Ruth Bader Ginsburg sits in our office alongside Dolly Parton and Michelle Obama in the form of saintly candles. But she's also present in so many more ways than most of us even had to think about until last week. Upon hearing she’d died, heartbroken and afraid, a colleague joined me for a (safely distanced) drink and we recognized that The Key honors her simply by existing.
When called to “have her memory be a revolution,” we realized that a woman-owned business like ours is serving revolution every day in how we tell a new story.
My connection to Ginsburg began before either of us was born, and long before she became The Notorious RBG.
In founding Cornell University, Ezra Cornell articulated “I trust we have laid the foundation of a University — ‘an institution where any person can find instruction in any study.’” It was 1868, and that revolutionary statement included not only the breadth of socioeconomic classes to which much of university education was off limits, but also that Cornell would educate women.

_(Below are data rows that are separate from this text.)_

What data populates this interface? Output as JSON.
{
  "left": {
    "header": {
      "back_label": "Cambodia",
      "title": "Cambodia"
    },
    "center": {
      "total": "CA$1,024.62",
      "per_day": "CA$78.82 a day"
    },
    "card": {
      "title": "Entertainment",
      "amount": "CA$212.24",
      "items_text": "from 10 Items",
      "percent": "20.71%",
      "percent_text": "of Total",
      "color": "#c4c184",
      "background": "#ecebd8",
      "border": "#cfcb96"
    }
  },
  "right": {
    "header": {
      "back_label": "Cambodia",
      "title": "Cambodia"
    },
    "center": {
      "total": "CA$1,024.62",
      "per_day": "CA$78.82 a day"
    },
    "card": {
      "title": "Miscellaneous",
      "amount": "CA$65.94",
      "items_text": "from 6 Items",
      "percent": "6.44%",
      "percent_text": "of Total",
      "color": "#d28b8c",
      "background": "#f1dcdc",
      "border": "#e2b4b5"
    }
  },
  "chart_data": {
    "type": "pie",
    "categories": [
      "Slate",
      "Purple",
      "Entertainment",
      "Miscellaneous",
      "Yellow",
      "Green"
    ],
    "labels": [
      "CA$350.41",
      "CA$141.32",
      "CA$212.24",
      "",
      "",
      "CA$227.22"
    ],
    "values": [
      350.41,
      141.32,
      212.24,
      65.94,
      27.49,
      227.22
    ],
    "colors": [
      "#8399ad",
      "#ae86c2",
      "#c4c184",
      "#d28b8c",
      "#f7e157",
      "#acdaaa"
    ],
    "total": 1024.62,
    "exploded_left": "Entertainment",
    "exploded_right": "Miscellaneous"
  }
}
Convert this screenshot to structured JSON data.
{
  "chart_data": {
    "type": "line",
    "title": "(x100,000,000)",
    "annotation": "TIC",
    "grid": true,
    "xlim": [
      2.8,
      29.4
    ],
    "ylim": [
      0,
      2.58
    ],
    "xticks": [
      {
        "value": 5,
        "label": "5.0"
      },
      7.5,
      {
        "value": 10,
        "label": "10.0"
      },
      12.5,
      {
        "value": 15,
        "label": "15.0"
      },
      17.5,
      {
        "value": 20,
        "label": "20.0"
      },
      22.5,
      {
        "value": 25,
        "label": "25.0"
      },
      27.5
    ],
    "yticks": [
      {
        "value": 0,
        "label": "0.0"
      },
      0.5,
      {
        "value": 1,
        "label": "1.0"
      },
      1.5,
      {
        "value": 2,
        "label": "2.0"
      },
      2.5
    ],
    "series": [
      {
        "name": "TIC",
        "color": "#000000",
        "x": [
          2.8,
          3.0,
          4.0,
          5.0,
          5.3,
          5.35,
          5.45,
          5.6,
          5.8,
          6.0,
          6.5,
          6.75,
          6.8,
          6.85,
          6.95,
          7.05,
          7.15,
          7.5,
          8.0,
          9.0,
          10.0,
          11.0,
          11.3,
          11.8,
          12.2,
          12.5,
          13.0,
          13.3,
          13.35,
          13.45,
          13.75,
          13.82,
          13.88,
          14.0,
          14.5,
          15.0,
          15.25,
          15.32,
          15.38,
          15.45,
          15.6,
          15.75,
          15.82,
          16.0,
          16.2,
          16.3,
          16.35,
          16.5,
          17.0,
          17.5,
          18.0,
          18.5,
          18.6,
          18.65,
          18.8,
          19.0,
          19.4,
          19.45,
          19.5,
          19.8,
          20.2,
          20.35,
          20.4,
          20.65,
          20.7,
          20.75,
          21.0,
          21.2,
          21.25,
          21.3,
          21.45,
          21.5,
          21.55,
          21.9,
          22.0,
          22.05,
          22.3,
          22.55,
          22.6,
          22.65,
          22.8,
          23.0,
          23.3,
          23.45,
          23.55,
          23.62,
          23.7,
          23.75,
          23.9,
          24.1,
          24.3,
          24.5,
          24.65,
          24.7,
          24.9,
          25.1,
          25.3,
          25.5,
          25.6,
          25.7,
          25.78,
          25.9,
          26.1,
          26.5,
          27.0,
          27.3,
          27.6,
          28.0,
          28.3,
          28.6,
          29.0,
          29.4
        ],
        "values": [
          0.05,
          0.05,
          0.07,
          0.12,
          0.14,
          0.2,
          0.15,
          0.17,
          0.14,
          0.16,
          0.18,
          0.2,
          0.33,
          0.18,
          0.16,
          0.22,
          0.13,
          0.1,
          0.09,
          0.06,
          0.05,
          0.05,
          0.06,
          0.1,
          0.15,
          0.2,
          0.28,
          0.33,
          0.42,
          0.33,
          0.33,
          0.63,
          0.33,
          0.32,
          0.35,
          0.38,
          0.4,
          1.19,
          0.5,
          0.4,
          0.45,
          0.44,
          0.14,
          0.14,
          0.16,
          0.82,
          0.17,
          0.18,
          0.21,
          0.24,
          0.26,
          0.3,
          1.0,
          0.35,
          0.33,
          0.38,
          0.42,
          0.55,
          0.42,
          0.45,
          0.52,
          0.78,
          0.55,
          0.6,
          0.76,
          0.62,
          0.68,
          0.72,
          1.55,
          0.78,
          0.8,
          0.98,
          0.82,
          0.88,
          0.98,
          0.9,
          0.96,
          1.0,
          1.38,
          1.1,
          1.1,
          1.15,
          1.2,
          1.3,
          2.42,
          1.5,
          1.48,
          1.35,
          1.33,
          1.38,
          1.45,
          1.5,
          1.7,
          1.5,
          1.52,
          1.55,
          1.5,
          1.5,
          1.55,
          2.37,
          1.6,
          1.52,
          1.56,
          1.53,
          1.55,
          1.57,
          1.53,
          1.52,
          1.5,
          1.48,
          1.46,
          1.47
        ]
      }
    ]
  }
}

That statement compelled me to apply; RBG later addressed our shared alma mater with Ezra Cornell’s words from a letter to his granddaughter: “I want to have girls educated in the University, as well as boys so that they have the same opportunity to become wise and useful to society that the boys have.”
Said Ginsburg of that letter, “I didn’t know of that letter when I attended Cornell. I would have treasured it then; I treasure it now.”
Coeducation is now the norm instead of the exception, and women continue to rise in the workplace - though our numbers in the C-suite, on the board, or measured by funding reflect how recently we were permitted.
I was a Managing Director at Atomic when I had my first kid, at a global communications firm when I had my second -- only possible because of RBG. When I started this company, it was in part to make work even more equitable for women and parents, and folks still left out of the common corporate narrative. When I incorporated and set up my own financial accounts, I was able to do so because of RBG.
When we consider benefits for the team, or work with fintech clients broadening access to wealth first held exclusively by (white) men, recognize the holidays celebrated by the various cultures represented among us, or work to extend our Key Agreements to be more inclusive -- each step honors her fight and we collectively stand on her enormous figurative shoulders.
Whether measured against the timeline of Cornell University (nee 1868), Ruth Bader Ginsburg (nee 1933), me (nee 1979) or The Key (nee 2017), we’ve made incredible progress in who gets considered as part of the American story. My life would have had to follow a very different path, and the timing is so closely tied to RBG’s impact, it’s uncanny: in the years leading up to my birth (1973 to 1976), she argued six gender discrimination cases before the Supreme Court, winning 5.
Now, as she passes the (sometimes sequined, sometimes lace, always impeccable) mantle, Kerry Washington may have put it best, calling for us each to step up in the space left by our heroes.
And as we continue to Tell a New Story at The Key, we take a cue from RBG, the first time she appeared before the court, quoting nineteenth-century abolitionist and women’s rights activist Sarah Grimke: “I ask no favor for my sex. All I ask of our brethren is that they take their feet off our necks” but we extend it to all of our brothers and sisters with knees on their necks - both literal and figurative. As women, we have benefited from tremendous change and are dedicated to using our power and voices to fight for justice for those still held down by racism and other oppressive systems at work in this country.